An Extremely Interesting Three Way Experiment

News Blog readers know that the CLAHRC WM Director is always on the look-out for interesting randomised trials in health care and elsewhere. He has David Satterthwaite to thank for this one – an RCT carried out among applicants for low level jobs in five industries in Ethiopia.[1] The applicants (n=1,000), all of whom qualified for the job on paper, were randomised to three conditions:

  1. Control;
  2. Accepted into the industrial job;
  3. Given training in entrepreneurship and about $1,000 (at purchasing power parity).

Surprisingly, the industrial jobs, while producing more secure incomes, did not yield higher incomes than the control group and incomes were highest in the entrepreneur group. On intention-to-treat analysis the industrial jobs resulted in worse mental health than experienced in the entrepreneurial group, and physical health was also slightly worse. Many left the jobs in firms during the one year follow-up period. In qualitative interviews many said that they accepted industrial jobs only as a form of security while looking for other opportunities.

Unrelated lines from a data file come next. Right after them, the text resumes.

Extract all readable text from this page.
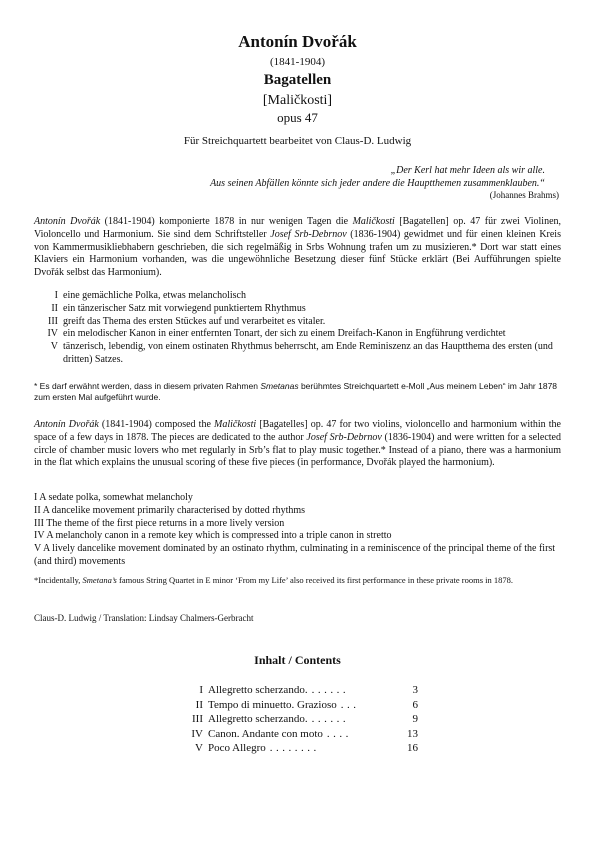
Antonín Dvořák
(1841-1904)
Bagatellen
[Maličkosti]
opus 47
Für Streichquartett bearbeitet von Claus-D. Ludwig
„Der Kerl hat mehr Ideen als wir alle.
Aus seinen Abfällen könnte sich jeder andere die Hauptthemen zusammenklauben.“
(Johannes Brahms)
Antonín Dvořák (1841-1904) komponierte 1878 in nur wenigen Tagen die Maličkosti [Bagatellen] op. 47 für zwei Violinen, Violoncello und Harmonium. Sie sind dem Schriftsteller Josef Srb-Debrnov (1836-1904) gewidmet und für einen kleinen Kreis von Kammermusikliebhabern geschrieben, die sich regelmäßig in Srbs Wohnung trafen um zu musizieren.* Dort war statt eines Klaviers ein Harmonium vorhanden, was die ungewöhnliche Besetzung dieser fünf Stücke erklärt (Bei Aufführungen spielte Dvořák selbst das Harmonium).
I eine gemächliche Polka, etwas melancholisch
II ein tänzerischer Satz mit vorwiegend punktiertem Rhythmus
III greift das Thema des ersten Stückes auf und verarbeitet es vitaler.
IV ein melodischer Kanon in einer entfernten Tonart, der sich zu einem Dreifach-Kanon in Engführung verdichtet
V tänzerisch, lebendig, von einem ostinaten Rhythmus beherrscht, am Ende Reminiszenz an das Hauptthema des ersten (und dritten) Satzes.
* Es darf erwähnt werden, dass in diesem privaten Rahmen Smetanas berühmtes Streichquartett e-Moll „Aus meinem Leben“ im Jahr 1878 zum ersten Mal aufgeführt wurde.
Antonín Dvořák (1841-1904) composed the Maličkosti [Bagatelles] op. 47 for two violins, violoncello and harmonium within the space of a few days in 1878. The pieces are dedicated to the author Josef Srb-Debrnov (1836-1904) and were written for a selected circle of chamber music lovers who met regularly in Srb’s flat to play music together.* Instead of a piano, there was a harmonium in the flat which explains the unusual scoring of these five pieces (in performance, Dvořák played the harmonium).
I A sedate polka, somewhat melancholy
II A dancelike movement primarily characterised by dotted rhythms
III The theme of the first piece returns in a more lively version
IV A melancholy canon in a remote key which is compressed into a triple canon in stretto
V A lively dancelike movement dominated by an ostinato rhythm, culminating in a reminiscence of the principal theme of the first (and third) movements
*Incidentally, Smetana’s famous String Quartet in E minor ‘From my Life’ also received its first performance in these private rooms in 1878.
Claus-D. Ludwig / Translation: Lindsay Chalmers-Gerbracht
Inhalt / Contents
I Allegretto scherzando. ......	3
II Tempo di minuetto. Grazioso ...	6
III Allegretto scherzando. ......	9
IV Canon. Andante con moto ....	13
V Poco Allegro ........	16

The authors, aware that rising minimum wages or increasing regulations have costs to society, are cautious in their conclusions. The paper is interesting nevertheless. The CLAHRC WM Director would like to do an RCT of paying a minimum wage vs. a slightly higher wage threshold to determine effects on productivity and wellbeing, positing an effect like this:

065-dcv-fig-1

— Richard Lilford, CLAHRC WM Director

Reference:

  1. Blattman C & Dercon S. Occupational Choice in Early Industrializing Societies: Experimental Evidence on the Income and Health Effects of Industrial and Entrepreneurial Work. SSRN. 2016.

History of Controlled Trials in Medicine

Rankin and Rivest recently published a piece looking at the use of clinical trials more than 400 years ago,[1] while Bothwell and Podolsky have produced a highly readable historical account of controlled trials.[2] Alternate treatment designs became quite popular in the late eighteenth century, but Austin Bradford Hill was concerned with the risk of ‘cheating’ and carried out an iconic RCT to overcome the problem.[3] But what next for the RCT? It is time to move to a Bayesian approach,[4] automate trials in medical record systems, and widen credible limits to include the risk of bias when follow-up is incomplete, therapist is not masked, or subjective outcomes are not effectively blinded.

— Richard Lilford, CLAHRC WM Director

References:

  1. Rankin A & Rivest J. Medicine, Monopoly, and the Premodern State – Early Clincial Trials. N Engl J Med. 2016; 375(2): 106-9.
  2. Bothwell LE & Podolsky SH. The Emergence of the Randomized Controlled Trial. N Engl J Med. 2016; 375(6): 501-4.
  3. Hill AB. The environment and disease: Association or causation? Proc R Soc Med. 1965; 58(5): 295-300.
  4. Lilford RJ, & Edwards SJL. Why Underpowered Trials are Not Necessarily Unethical. Lancet. 1997; 350(9080): 804-7.